Today's Scripture Reading (January 25, 2021): James 2
In
"Living, Loving, and Learning," Leo Buscaglia says, "Don't walk in my head with your dirty feet." I
understand the prohibition. I live in a world of division and partitions. It is a world that is filled with prejudices.
And what is even worse is that the world seems to want to convince me that
their biases are and God-approved. They want to walk around my head with their
dirty feet. And when you walk around with dirty feet, you always leave
footprints.
James lived in an era of prejudice,
and often they were prejudices that many believed were God-approved. It was an
era where prejudice was common and based on ethnicity, nationality, economic
class, and religious background.

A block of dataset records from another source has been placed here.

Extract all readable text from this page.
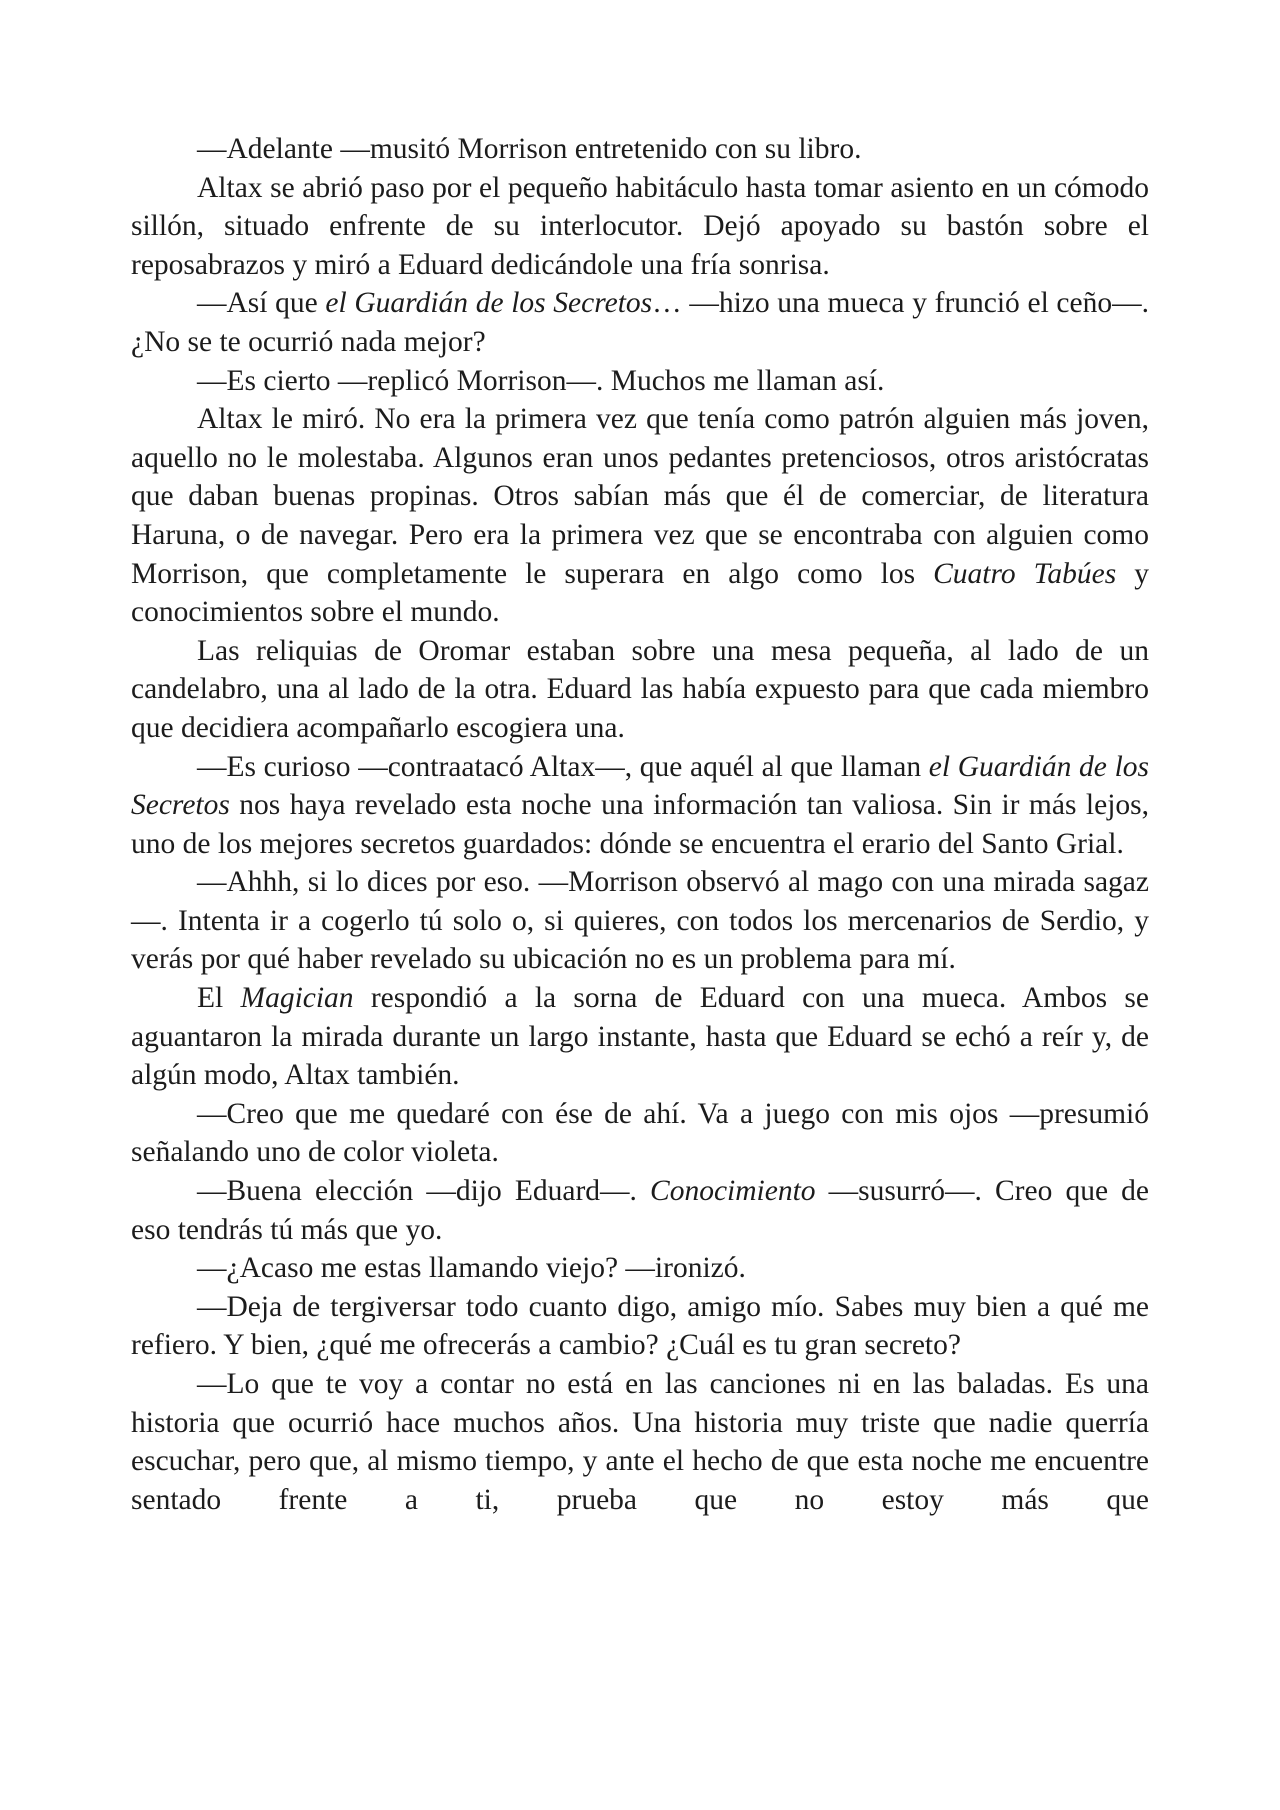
—Adelante —musitó Morrison entretenido con su libro.

Altax se abrió paso por el pequeño habitáculo hasta tomar asiento en un cómodo sillón, situado enfrente de su interlocutor. Dejó apoyado su bastón sobre el reposabrazos y miró a Eduard dedicándole una fría sonrisa.

—Así que el Guardián de los Secretos… —hizo una mueca y frunció el ceño—. ¿No se te ocurrió nada mejor?

—Es cierto —replicó Morrison—. Muchos me llaman así.

Altax le miró. No era la primera vez que tenía como patrón alguien más joven, aquello no le molestaba. Algunos eran unos pedantes pretenciosos, otros aristócratas que daban buenas propinas. Otros sabían más que él de comerciar, de literatura Haruna, o de navegar. Pero era la primera vez que se encontraba con alguien como Morrison, que completamente le superara en algo como los Cuatro Tabúes y conocimientos sobre el mundo.

Las reliquias de Oromar estaban sobre una mesa pequeña, al lado de un candelabro, una al lado de la otra. Eduard las había expuesto para que cada miembro que decidiera acompañarlo escogiera una.

—Es curioso —contraatacó Altax—, que aquél al que llaman el Guardián de los Secretos nos haya revelado esta noche una información tan valiosa. Sin ir más lejos, uno de los mejores secretos guardados: dónde se encuentra el erario del Santo Grial.

—Ahhh, si lo dices por eso. —Morrison observó al mago con una mirada sagaz—. Intenta ir a cogerlo tú solo o, si quieres, con todos los mercenarios de Serdio, y verás por qué haber revelado su ubicación no es un problema para mí.

El Magician respondió a la sorna de Eduard con una mueca. Ambos se aguantaron la mirada durante un largo instante, hasta que Eduard se echó a reír y, de algún modo, Altax también.

—Creo que me quedaré con ése de ahí. Va a juego con mis ojos —presumió señalando uno de color violeta.

—Buena elección —dijo Eduard—. Conocimiento —susurró—. Creo que de eso tendrás tú más que yo.

—¿Acaso me estas llamando viejo? —ironizó.

—Deja de tergiversar todo cuanto digo, amigo mío. Sabes muy bien a qué me refiero. Y bien, ¿qué me ofrecerás a cambio? ¿Cuál es tu gran secreto?

—Lo que te voy a contar no está en las canciones ni en las baladas. Es una historia que ocurrió hace muchos años. Una historia muy triste que nadie querría escuchar, pero que, al mismo tiempo, y ante el hecho de que esta noche me encuentre sentado frente a ti, prueba que no estoy más que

People were judged as being either a Jew or
Gentile, the free were separated from the slave, the rich removed themselves
from the presence of the poor, and the educated Greek culture looked down on
the uncivilized and primitive Barbarian. For many, these were the accusations the
people used against each other to prove that they were better and more worthy
of consideration than their opponents.
Jesus stepped into this era and
taught something different. He frequently ignored the barriers, calling the
tax-collector and the prostitute to follow him and showing his love and concern
for people that the culture had discarded. But in the days of Jesus, there are
indications that James, the little brother of the Rabbi, thought that his big
brother was mistaken. In those days, he held the teachings of Jesus with
contempt. It wasn't until after Jesus's resurrection that James began to realize
that his brother was the Messiah, and he began his journey to accept the
teachings of Jesus.
By the time that he writes his
letter, he agrees. The old prejudices that Jesus rejected now needed to be
rejected by the church and its leadership. Believers could not follow the
favoritisms of the past. It was time for a change. Later, Paul would expand on
James's teaching that "believers in … Jesus Christ must not
show favoritism." He would write to the Galatian church, "There is neither Jew nor Gentile, neither slave nor free, nor
is there male and female, for you are all one in Christ Jesus. If you belong to Christ, then you are Abraham's seed, and
heirs according to the promise" (Galatians 3:28-29). And then, Paul
would expand again on this teaching in his letter to the church at Ephesus
For he himself is our peace, who has made
the two groups one and has destroyed the barrier, the dividing wall of
hostility, by setting
aside in his flesh the law with its commands and regulations. His
purpose was to create in himself one new humanity out of the two, thus
making peace, and in one body to reconcile both of
them to God through the cross, by which he put to death their hostility
(Ephesians 2:14-16).
In
light of all of this, maybe it is time that we demand that those around us "stop
walking around our heads with their dirty feet."